Av for the CG amp was 1.1x(calculated)/1.4x(measured) larger than that for the CS, which is due to the body effect (as shown in the next task).

For CS, Rin was 970kΩ as compared to 51Ω for CG, which is immensely smaller than that for CS. Rout for CS was 175kΩ as compared to 1.75kΩ for CG, 100x larger.

Task 6: Deducing values for the body effect

For CS, |Av| = gm(ro1||ro2) = gm*ro1*ro2/(ro1 + ro2) = 36.2V/V

For CG, Av = ro2+gm*ro1*ro2*(1 + η) / (ro1 + ro2) = 51.7V/V

So

51.7- (ro2 + gmb*ro1*ro2) / (ro1 + ro2) = gm*ro1*ro2 / (ro1 + ro2) = 36.2

from which

gmb = ( -(36.2 – 51.7)*(ro1 + ro2) – ro2 ) / (ro1 + ro2) = 87.7µA/V

and so

η = gmb/gm = 87.7/352 = 0.249

Task 7: Directly Measuring the Body Effect

In order to directly measure the body effect, rather than using the two previous configurations and doing all of the algebra presented in task 6, the same basic setup can be used as shown in Figure 2 and node Z can be connected to vi while both X and Y are grounded. This makes vgs = 0, since both the gate (node X) and the source (node Y) are at zero, and so the only amplification is a consequence of the body effect, as shown in the ac equivalent schematic of figure 7.

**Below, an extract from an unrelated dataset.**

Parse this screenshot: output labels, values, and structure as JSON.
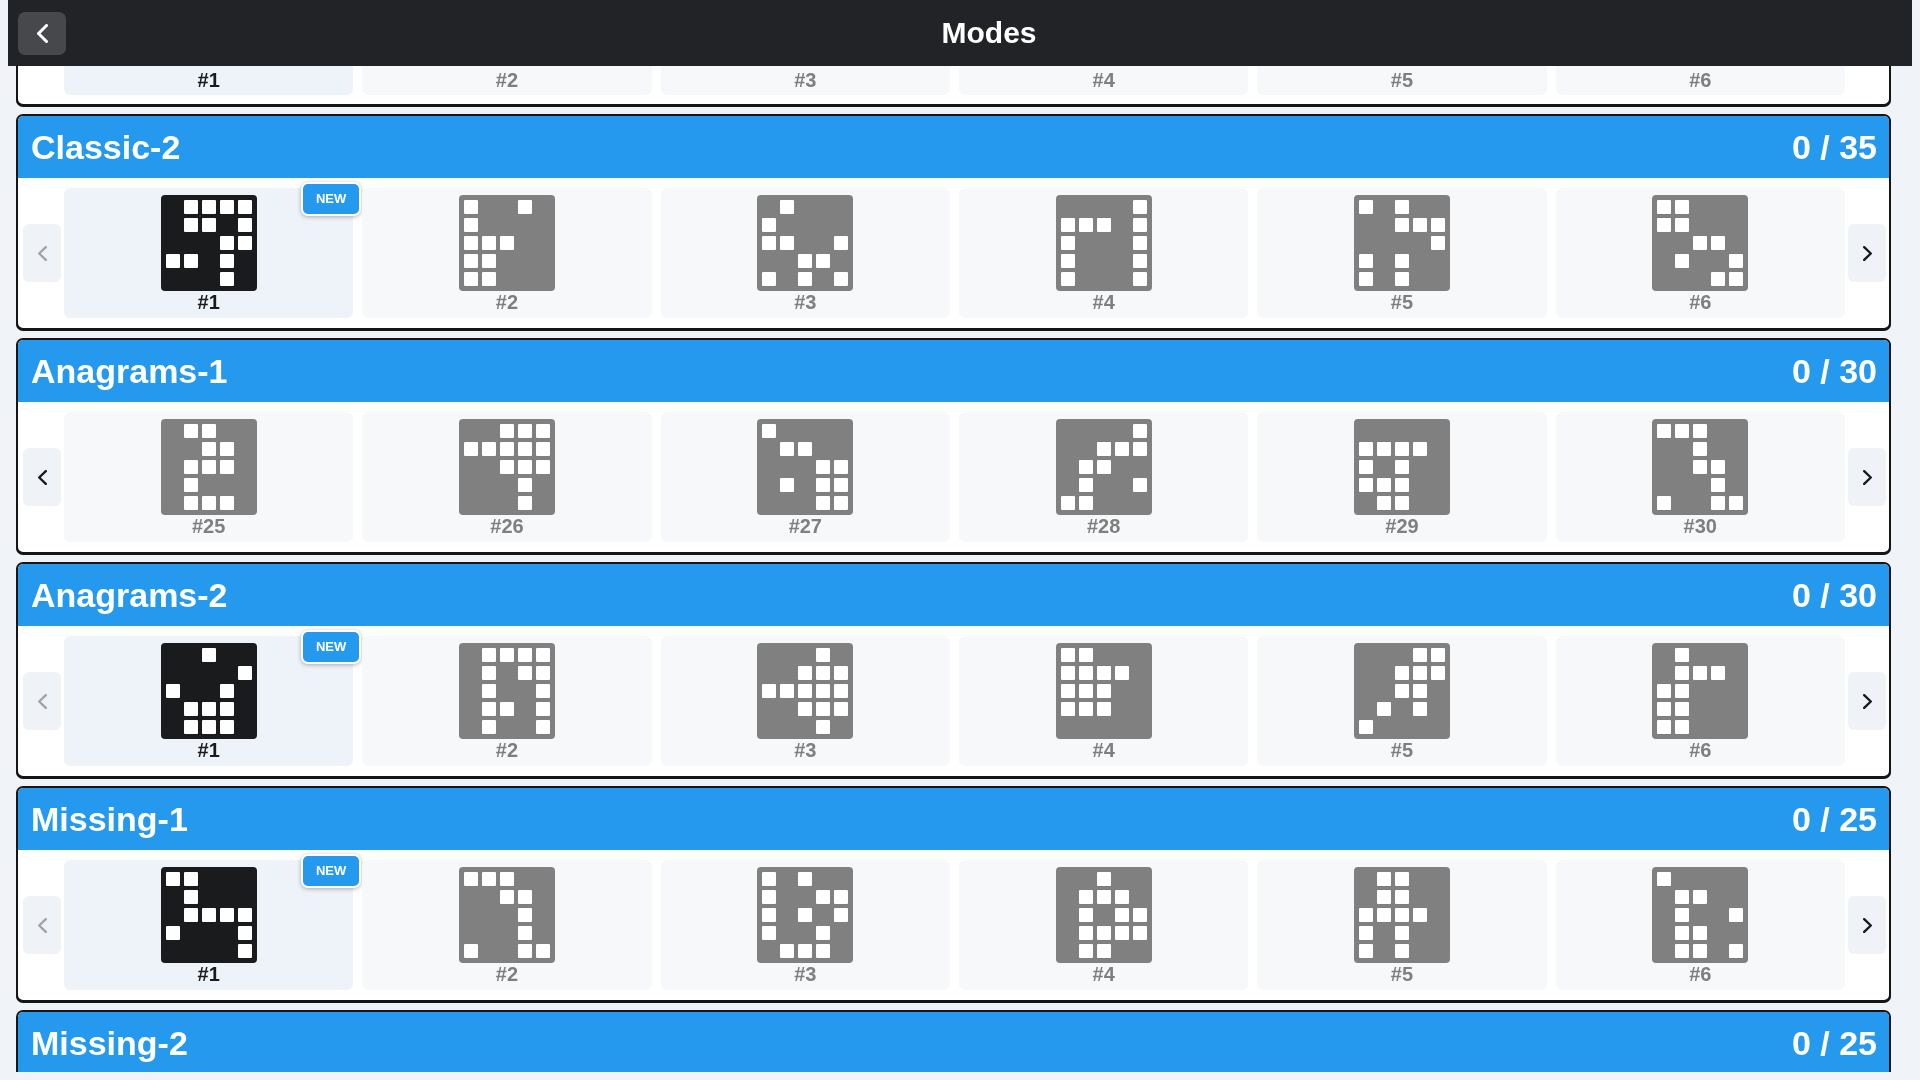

From the schematic, vo = -gmb*vbs*(ro1||ro2) and vi = vbs, hence

Av = vo/vi = -gmb*(ro1||ro2)

When the above circuit is hooked up and the input (same as before) and output plotted, the graph in Figure 8 is obtained, which gives a gain of -36.3V/V. This gain gives

gmb = Av/(ro1||ro2) = 207µA/V

and hence

η = gmb/gm = 0.588.

These values are 2.3x larger than the values obtained the other way. Something somewhere is incongruent, it seems, though exactly where is unclear. Checking the results with fellow researchers gave only more confusion, and worse, confirmation that confusion was apparently the correct place to be about all of it.

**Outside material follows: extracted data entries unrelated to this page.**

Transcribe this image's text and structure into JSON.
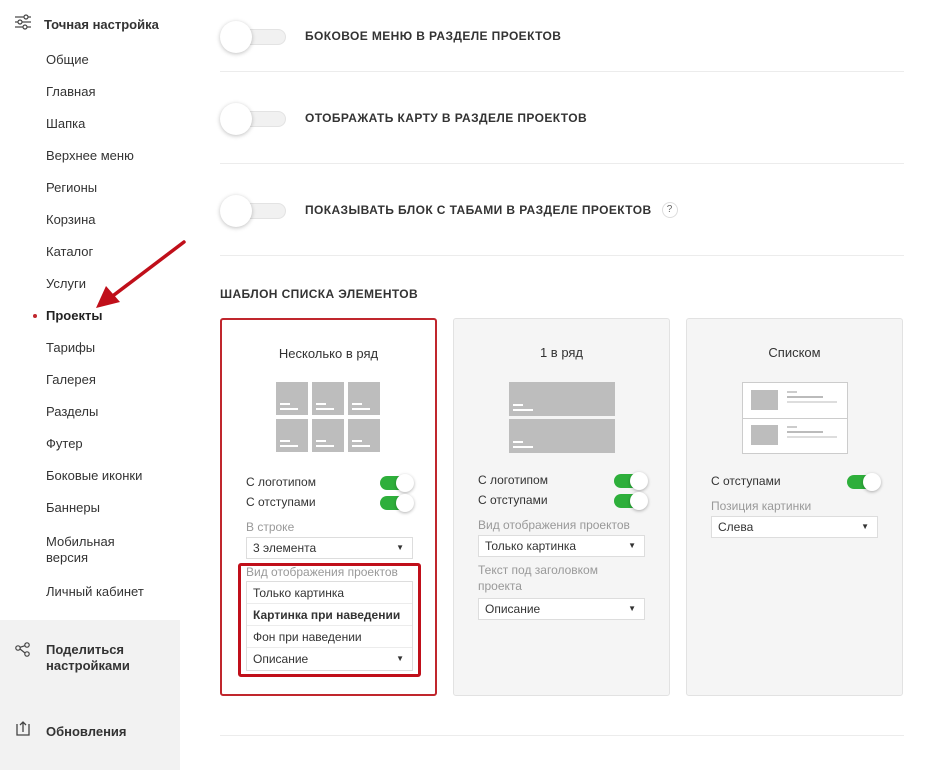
{
  "sidebar": {
    "header": {
      "title": "Точная настройка",
      "icon": "sliders-icon"
    },
    "items": [
      {
        "label": "Общие"
      },
      {
        "label": "Главная"
      },
      {
        "label": "Шапка"
      },
      {
        "label": "Верхнее меню"
      },
      {
        "label": "Регионы"
      },
      {
        "label": "Корзина"
      },
      {
        "label": "Каталог"
      },
      {
        "label": "Услуги"
      },
      {
        "label": "Проекты",
        "active": true
      },
      {
        "label": "Тарифы"
      },
      {
        "label": "Галерея"
      },
      {
        "label": "Разделы"
      },
      {
        "label": "Футер"
      },
      {
        "label": "Боковые иконки"
      },
      {
        "label": "Баннеры"
      },
      {
        "label": "Мобильная версия"
      },
      {
        "label": "Личный кабинет"
      }
    ],
    "share_label": "Поделиться настройками",
    "updates_label": "Обновления"
  },
  "settings": {
    "side_menu_label": "БОКОВОЕ МЕНЮ В РАЗДЕЛЕ ПРОЕКТОВ",
    "map_label": "ОТОБРАЖАТЬ КАРТУ В РАЗДЕЛЕ ПРОЕКТОВ",
    "tabs_label": "ПОКАЗЫВАТЬ БЛОК С ТАБАМИ В РАЗДЕЛЕ ПРОЕКТОВ",
    "help_glyph": "?"
  },
  "template": {
    "title": "ШАБЛОН СПИСКА ЭЛЕМЕНТОВ",
    "card1": {
      "title": "Несколько в ряд",
      "logo_label": "С логотипом",
      "padding_label": "С отступами",
      "in_row_label": "В строке",
      "in_row_value": "3 элемента",
      "view_label": "Вид отображения проектов",
      "view_options": [
        "Только картинка",
        "Картинка при наведении",
        "Фон при наведении"
      ],
      "view_value": "Описание"
    },
    "card2": {
      "title": "1 в ряд",
      "logo_label": "С логотипом",
      "padding_label": "С отступами",
      "view_label": "Вид отображения проектов",
      "view_value": "Только картинка",
      "text_label": "Текст под заголовком проекта",
      "text_value": "Описание"
    },
    "card3": {
      "title": "Списком",
      "padding_label": "С отступами",
      "pos_label": "Позиция картинки",
      "pos_value": "Слева"
    }
  },
  "colors": {
    "accent": "#c0262d",
    "switch_on": "#2eaf3b",
    "highlight_box": "#c00f1a"
  }
}
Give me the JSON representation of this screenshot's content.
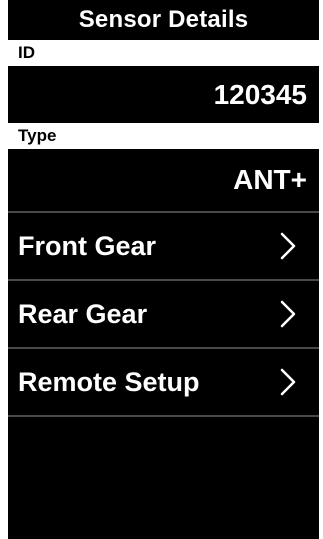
{
  "header": {
    "title": "Sensor Details"
  },
  "id_section": {
    "label": "ID",
    "value": "120345"
  },
  "type_section": {
    "label": "Type",
    "value": "ANT+"
  },
  "menu": [
    {
      "label": "Front Gear",
      "icon": "chevron-right-icon"
    },
    {
      "label": "Rear Gear",
      "icon": "chevron-right-icon"
    },
    {
      "label": "Remote Setup",
      "icon": "chevron-right-icon"
    }
  ],
  "colors": {
    "background": "#000000",
    "text": "#ffffff",
    "label_bar": "#ffffff",
    "divider": "#4a4a4a"
  }
}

Due to the large number of steps saved by using the process outlined in task 7 rather than that of tasks 4-6, task 7 is likely more accurate and is certainly easier to perform than the earlier method.

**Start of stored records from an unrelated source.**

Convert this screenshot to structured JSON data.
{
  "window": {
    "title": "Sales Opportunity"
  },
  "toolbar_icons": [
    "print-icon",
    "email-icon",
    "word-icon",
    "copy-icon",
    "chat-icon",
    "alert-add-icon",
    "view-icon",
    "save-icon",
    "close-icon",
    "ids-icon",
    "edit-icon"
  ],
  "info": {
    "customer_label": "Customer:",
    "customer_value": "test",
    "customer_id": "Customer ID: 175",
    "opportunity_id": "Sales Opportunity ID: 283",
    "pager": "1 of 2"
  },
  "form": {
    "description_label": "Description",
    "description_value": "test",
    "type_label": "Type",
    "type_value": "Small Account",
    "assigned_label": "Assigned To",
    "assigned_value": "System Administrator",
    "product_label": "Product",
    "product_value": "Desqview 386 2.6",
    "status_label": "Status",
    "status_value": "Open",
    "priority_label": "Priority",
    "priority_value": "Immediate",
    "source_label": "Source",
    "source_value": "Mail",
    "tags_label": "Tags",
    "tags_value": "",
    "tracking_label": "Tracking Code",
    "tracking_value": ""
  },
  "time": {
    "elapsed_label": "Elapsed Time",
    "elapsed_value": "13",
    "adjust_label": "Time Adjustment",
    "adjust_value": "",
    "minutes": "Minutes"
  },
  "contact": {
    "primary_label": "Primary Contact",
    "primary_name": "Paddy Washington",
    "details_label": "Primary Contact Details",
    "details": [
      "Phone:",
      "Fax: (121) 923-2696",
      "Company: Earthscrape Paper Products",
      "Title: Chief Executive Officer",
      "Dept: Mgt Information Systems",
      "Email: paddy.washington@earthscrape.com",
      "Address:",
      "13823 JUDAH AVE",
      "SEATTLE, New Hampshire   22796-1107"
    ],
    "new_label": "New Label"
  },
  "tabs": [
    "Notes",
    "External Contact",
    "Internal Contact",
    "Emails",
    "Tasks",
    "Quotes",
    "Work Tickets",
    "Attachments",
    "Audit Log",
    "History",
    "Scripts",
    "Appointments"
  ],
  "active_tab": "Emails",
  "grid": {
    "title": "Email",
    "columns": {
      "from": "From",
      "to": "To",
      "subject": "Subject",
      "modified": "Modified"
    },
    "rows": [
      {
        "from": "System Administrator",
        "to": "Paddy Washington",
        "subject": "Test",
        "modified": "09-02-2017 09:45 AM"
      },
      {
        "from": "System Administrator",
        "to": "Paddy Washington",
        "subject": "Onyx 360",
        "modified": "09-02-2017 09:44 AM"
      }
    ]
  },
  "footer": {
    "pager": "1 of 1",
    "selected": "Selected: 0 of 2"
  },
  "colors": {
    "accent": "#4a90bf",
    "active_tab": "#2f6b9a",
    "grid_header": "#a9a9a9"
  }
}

Discussion and Conclusion:

MOSFETs are an effective and fairly simple way of amplifying an ac signal, as long as the amplitude is small enough. In this lab, a basic common-source amplifier was constructed and characterized and then a common-gate, which allowed the body effect to also be examined. The body effect is a consequence of the body and source terminals being at different voltages, and can add to or take away from the total amplification. In the case of the common-gate amplifier, it was seen to add to the total amplification. By clever circuit setup, the body effect can be characterized very directly.